Western Blot analysis of TNBS inflamed epithelial cells
Intestinal epithelial cells were isolated from TNBS inflamed animals as previously described.24 Cells were counted and protein was extracted using the mammalian protein extraction reagent (Thermo Scientific) containing protease and phosphatase inhibitor tablets (Complete Mini Protease Inhibitor Tablets, Roche). Proteins were separated according to their molecular weight by SDS polyacrylamide gel electrophoresis and subsequently transferred to a nitrocellulose membran (BioRad). Membranes were blocked for one hour with TBS-T and 5% skimmed milk powder (Roth). Detection of Claudin1, Claudin2 and occludin was acquired by using a specific antibody (Invitrogen) in combination with an anti-rabbit HRP antibody (Cell Signaling). Incubating membranes with HRP-linked anti-actin antibody (Santa Cruz Biotechnology) for 1 hour at room temperature served as an internal control. For detection of protein bands, the Pierce Western blotting substrate ECL Plus (Thermo Scientific) was used according to the manufacturer´s recommendations.

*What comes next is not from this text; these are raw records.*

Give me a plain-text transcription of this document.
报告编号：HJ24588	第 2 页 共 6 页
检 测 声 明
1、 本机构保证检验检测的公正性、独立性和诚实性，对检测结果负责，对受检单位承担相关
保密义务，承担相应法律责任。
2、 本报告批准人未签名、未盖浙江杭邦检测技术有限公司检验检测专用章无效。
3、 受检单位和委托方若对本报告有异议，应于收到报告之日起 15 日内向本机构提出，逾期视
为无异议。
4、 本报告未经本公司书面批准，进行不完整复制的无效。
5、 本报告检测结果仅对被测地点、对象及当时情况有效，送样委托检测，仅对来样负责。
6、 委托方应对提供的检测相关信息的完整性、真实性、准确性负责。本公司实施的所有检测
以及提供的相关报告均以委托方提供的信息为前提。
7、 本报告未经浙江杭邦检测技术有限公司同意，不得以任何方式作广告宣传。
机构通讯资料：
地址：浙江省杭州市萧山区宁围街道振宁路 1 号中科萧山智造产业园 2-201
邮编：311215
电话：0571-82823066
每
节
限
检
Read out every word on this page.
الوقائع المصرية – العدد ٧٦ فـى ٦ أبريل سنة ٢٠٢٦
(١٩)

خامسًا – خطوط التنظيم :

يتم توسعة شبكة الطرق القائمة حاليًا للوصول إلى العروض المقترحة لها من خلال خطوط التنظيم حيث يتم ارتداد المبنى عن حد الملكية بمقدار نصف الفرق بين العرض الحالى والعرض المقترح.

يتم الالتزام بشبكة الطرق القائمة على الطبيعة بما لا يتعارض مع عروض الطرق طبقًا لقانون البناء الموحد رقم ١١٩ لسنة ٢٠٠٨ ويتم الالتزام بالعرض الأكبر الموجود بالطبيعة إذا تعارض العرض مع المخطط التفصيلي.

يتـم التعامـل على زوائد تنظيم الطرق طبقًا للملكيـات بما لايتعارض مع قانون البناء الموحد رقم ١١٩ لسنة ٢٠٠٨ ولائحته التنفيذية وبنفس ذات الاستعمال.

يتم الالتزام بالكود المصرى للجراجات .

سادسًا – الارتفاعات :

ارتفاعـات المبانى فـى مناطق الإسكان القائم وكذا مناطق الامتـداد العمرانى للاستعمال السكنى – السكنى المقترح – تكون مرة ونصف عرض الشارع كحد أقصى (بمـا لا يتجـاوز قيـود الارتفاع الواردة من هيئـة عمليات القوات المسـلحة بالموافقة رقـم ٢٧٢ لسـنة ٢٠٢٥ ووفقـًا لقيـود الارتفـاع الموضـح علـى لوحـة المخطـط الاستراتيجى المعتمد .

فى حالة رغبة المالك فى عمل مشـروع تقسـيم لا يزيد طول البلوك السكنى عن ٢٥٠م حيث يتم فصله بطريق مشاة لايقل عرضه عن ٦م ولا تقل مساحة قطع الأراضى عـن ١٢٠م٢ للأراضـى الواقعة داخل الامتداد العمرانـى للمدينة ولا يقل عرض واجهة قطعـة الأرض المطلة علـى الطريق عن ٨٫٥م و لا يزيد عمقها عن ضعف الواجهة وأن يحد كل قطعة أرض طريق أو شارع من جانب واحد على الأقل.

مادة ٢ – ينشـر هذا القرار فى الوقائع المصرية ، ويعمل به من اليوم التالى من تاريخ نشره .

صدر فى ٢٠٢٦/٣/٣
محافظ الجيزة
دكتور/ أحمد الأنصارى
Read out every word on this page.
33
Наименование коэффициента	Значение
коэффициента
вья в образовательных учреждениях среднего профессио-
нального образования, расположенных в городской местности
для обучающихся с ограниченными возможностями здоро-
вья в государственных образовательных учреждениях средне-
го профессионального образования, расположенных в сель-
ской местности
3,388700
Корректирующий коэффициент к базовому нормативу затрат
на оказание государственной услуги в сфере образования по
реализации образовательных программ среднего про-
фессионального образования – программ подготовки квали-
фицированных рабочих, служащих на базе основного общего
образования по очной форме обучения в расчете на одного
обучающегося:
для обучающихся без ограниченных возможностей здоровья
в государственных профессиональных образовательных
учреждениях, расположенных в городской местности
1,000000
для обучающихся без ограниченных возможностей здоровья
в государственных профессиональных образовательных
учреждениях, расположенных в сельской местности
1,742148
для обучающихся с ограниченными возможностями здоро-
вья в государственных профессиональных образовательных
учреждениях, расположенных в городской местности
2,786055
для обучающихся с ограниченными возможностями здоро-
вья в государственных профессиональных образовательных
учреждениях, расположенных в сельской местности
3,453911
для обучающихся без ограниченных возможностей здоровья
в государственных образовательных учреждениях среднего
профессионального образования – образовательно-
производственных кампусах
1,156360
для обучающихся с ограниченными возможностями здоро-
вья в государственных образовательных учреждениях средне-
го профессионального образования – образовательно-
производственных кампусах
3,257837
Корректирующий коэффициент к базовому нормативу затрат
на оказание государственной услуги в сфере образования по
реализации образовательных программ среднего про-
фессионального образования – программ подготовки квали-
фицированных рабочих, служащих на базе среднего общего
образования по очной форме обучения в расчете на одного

mRNA isolation and RT PCR analysis
Total RNA was isolated from inflamed colonic tissue of TNBS-treated mice and control mice with the RNA micro-kit (Machery-Nagel). cDNA was subsequently generated with Affinity Script RT Multi-Temp RT (Agilent). Quantitative real-time PCR was performed with SensiFAST SYBR (Bioline) in combination with specific primers for CLDN1, CLDN2, CLDN4, CLDN7, F11R and Occludin (Qiagen) by use of iQ iCycler instrument (BioRad) with 18sRNA as reference gene for cDNA, the relative expression level of cytokine mRNA was calculated with the following formula: relative cytokine mRNA expression = 2^(Ct mRNA of interest − Ct mRNA 18S RNA).
Statistics
Statistical differences were determined by using the Student´s t-test. P values <0.05 were considered as statistically significant and identified with asterisks [*<0.05]. Results are expressed as mean values. The error bars in histogram figures represent SEM.
Acknowledgments
The authors thank Ludmilla Sologub for excellent technical assistance.
Funding Statement
The research of B.W. and M.F.N. was supported by the Clinical Research Group KFO 257 CEDER of the DFG and UK Medical Research Council, the Wellcome Trust (100963) to A.N.J.M.
Disclosure of Potential Conflicts of Interest
There were no potential conflicts of interest.